The British-educated, reclusive sultan reformed a nation that was home to only three schools and harsh laws banning electricity, radios, eyeglasses and even umbrellas when he took the throne.
Under his reign, Oman became known as a welcoming tourist destination and a key Mideast interlocutor, helping the US free captives in Iran and Yemen and even hosting visits by Israeli officials while pushing back on their occupation of land Palestinians want for a future state.
“We do not have any conflicts and we do not put fuel on the fire when our opinion does not agree with someone,” Sultan Qaboos told a Kuwaiti newspaper in a rare interview in 2008.

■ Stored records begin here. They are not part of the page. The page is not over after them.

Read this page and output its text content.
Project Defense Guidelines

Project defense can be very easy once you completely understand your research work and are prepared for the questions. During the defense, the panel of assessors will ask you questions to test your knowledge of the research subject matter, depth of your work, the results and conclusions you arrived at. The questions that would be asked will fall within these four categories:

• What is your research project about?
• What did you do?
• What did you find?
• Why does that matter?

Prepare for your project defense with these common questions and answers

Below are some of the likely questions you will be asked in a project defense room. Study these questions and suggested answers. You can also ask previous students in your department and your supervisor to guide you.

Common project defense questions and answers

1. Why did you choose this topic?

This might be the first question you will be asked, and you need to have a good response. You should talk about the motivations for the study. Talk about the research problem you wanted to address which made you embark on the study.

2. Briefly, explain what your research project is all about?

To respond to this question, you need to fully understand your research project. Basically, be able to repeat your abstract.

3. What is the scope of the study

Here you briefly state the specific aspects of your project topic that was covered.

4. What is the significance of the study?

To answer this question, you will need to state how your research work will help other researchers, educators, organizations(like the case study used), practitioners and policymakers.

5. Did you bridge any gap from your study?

Oman’s state-run news agency announced his death early on Saturday, but offered no cause. The royal court declared three days of mourning. Following Islamic tradition, the sultan was buried before nightfall.
The sultan’s death had raised the risk of unrest in this country on the eastern edge of the Arabian Peninsula.
The unmarried Sultan Qaboos had no children and did not publicly name an heir, a tradition among the ruling Al Said dynasty whose history is replete with bloody takeovers. But within hours, Oman state television announced Haitham bin Tariq Al Said, who had served as the sultanate’s culture minister, as the new sultan.
Oman’s longtime willingness to strike its own path frustrated Saudi Arabia and the United Arab Emirates, longtime foes of Iran who now dominate the politics of regional Gulf Arab nations.